Donald Trump sues Twitter and Facebook today: Will this kill social media?

It’s official. Earlier today, former President Donald Trump filed suits against Big Tech companies following the shutdown of his various social media accounts. The former President is claiming that these Big Tech titans are wrongfully censoring him and the American people all over the country. 

Donald Trump expressed more details in an hour-long news conference. Let’s take a look at everything he said to the world here. 

A news conference

At a news conference earlier today live-streamed from his country club in Bedminster, New Jersey, Donald Trump announced the news that he had officially filed suits against the Big Tech companies that had banned him from their respective sites and apps months ago following the Capitol Riots. The livestream was shared with Rumble, a video-sharing website that in recent months has become a rival of YouTube. 

Donald Trump joined Rumble last month and used the site to share his news conference with the world today. Since then, plenty of other folks and conservatives from his following have been joining the site as well in support of the former President. Last month, Donald Trump even used the site again to stream one of his rallies that was going on in Wellington, Ohio. 

Donald Trump expressed his opinions and sentiments on the lawsuit he officially filed today in the news conference. The class-action lawsuit seeks unspecified damages for alleged First Amendment violations that he claimed can amount to “trillions” of dollars. The former President is also requesting federal judges “to overturn the controversial immunity protections granted to internet companies in 1996” per New York Post. 

New York Post also stated that he intends to do that “by declaring Section 230 of the Communications Decency Act unconstitutional”. At the news conference today, Donald Trump remarked: “We’re asking the US District Court for the Southern District of Florida to order an immediate halt to stop social media companies’ illegal and shameful censorship of the American people. That’s exactly what they’re doing”.

 

Targeting big names

He continued with: “We’re demanding an end to the shadow-banning, a stop to the silencing, a stop to the blacklisting, banishing and canceling that you know so well”. The former President also added that while these companies “are officially private entities, in recent years they have ceased to be private with the enactment and their historical use of Section 230, which profoundly protects them from liability”.

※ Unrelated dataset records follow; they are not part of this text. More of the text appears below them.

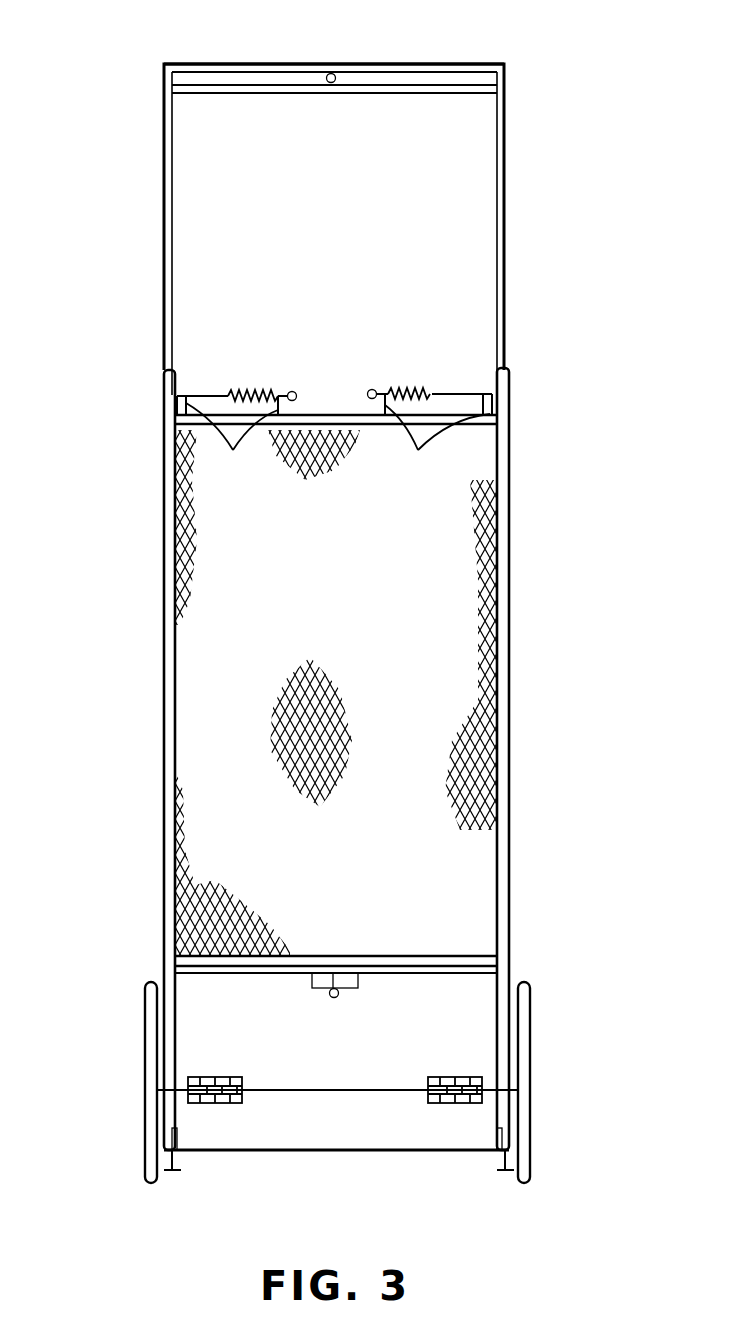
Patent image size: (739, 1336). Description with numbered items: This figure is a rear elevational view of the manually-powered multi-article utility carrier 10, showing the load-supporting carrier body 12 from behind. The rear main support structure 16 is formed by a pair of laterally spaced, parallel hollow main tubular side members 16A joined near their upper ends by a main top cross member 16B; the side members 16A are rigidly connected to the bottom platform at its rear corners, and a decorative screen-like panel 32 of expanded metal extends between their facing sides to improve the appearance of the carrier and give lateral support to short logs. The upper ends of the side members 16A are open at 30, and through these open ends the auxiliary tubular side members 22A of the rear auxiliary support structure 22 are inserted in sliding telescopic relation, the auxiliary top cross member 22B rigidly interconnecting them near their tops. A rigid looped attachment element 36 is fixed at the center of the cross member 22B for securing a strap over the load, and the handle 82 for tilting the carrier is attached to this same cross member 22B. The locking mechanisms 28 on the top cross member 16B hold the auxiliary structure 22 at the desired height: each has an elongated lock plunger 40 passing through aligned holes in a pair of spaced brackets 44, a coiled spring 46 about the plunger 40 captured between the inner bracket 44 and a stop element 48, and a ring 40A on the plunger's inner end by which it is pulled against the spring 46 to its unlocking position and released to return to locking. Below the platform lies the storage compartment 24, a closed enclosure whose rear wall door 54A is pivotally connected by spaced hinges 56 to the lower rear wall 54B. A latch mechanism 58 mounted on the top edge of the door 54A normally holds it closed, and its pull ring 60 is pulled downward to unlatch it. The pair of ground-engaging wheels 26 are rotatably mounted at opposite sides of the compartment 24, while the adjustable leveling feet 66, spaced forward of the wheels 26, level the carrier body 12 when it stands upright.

The utility carrier 10 is at (556, 118).
The carrier body 12 is at (511, 666).
The rear main support structure 16 is at (511, 571).
The main tubular side members 16A is at (164, 735).
The main top cross member 16B is at (470, 427).
The rear auxiliary support structure 22 is at (511, 241).
The auxiliary tubular side members 22A is at (173, 194).
The auxiliary top cross member 22B is at (372, 95).
The storage compartment 24 is at (302, 1153).
The ground-engaging wheels 26 is at (145, 1032).
The locking mechanisms 28 is at (371, 345).
The open upper ends 30 is at (166, 370).
The screen-like panels 32 is at (462, 804).
The attachment element 36 is at (327, 73).
The lock plunger 40 is at (199, 395).
The ring 40A is at (367, 389).
The brackets 44 is at (338, 444).
The coiled spring 46 is at (258, 394).
The stop element 48 is at (233, 392).
The rear wall door 54A is at (222, 1060).
The lower rear wall 54B is at (298, 1129).
The hinges 56 is at (213, 1077).
The latch mechanism 58 is at (311, 979).
The pull ring 60 is at (340, 994).
The leveling feet 66 is at (176, 1157).
The handle 82 is at (400, 62).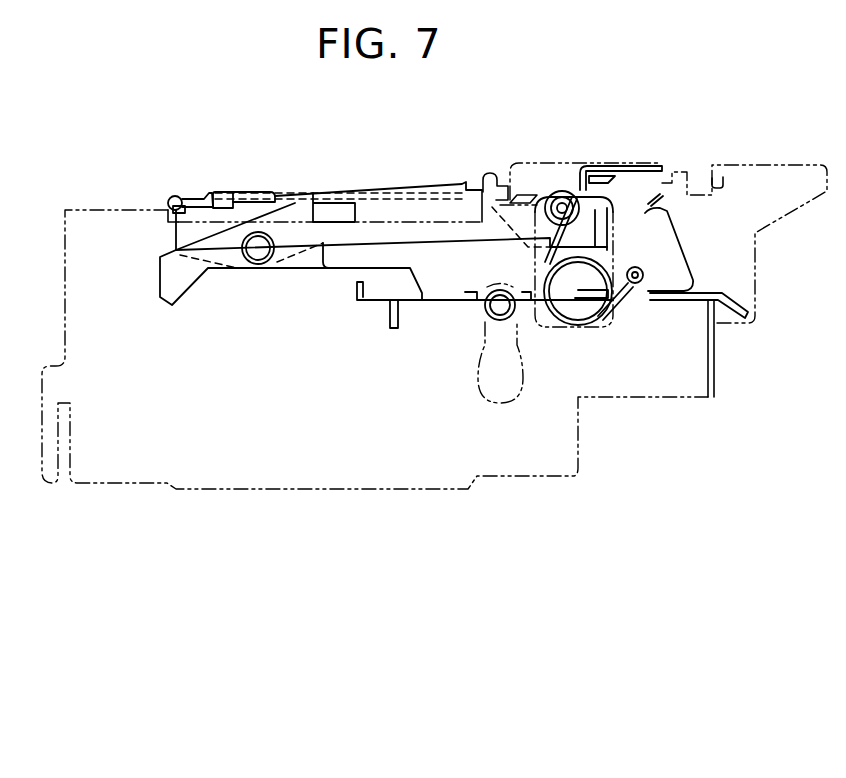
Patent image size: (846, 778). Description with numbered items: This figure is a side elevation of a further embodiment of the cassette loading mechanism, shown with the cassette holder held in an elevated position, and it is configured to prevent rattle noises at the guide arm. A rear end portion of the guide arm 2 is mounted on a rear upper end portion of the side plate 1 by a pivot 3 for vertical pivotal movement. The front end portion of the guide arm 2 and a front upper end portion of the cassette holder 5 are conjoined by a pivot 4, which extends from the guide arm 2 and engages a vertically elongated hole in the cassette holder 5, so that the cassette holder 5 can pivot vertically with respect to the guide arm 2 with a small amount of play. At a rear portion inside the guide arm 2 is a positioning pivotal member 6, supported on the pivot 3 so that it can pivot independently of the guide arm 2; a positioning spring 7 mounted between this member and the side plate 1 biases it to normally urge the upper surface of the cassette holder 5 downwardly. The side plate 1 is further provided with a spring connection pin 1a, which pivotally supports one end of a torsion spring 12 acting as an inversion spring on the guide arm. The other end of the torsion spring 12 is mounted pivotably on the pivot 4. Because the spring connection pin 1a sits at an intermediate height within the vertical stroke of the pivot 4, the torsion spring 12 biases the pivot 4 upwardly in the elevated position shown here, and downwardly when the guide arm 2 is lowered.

“It is, in effect, a massive government subsidy”, Donald Trump continued. “These companies have been co-opted, coerced and weaponized by government actors to become the enforcers of illegal, unconstitutional censorship”. The lawsuit is directly targeting some big names such as Facebook CEO Mark Zuckerberg, Twitter CEO Jack Dorsey, and Sunday Pichai, CEO of Alphabet and Google as well as owner of Youtube”. 

He also claimed that Democratic lawyers “coerced” the companies to censor him in fear that he would be re-elected. Trump also added that his removal from the platforms makes it harder “to act as head of the Republican Party, campaign for Republican candidates, fundraise, and lay the groundwork for his own potential campaign run for the 2024 Republican Party nomination for President of the United States”.

On January 8th, Donald Trump was permanently banned from Twitter after the site claimed that his tweets raised “the risk of further incitement of violence”. Last month, Facebook announced that the former President’s ban would last until at least the year of 2023. YouTube also banned him on January 6th following his video regarding the Capitol attack, which the company said could cause “ongoing potential for violence”.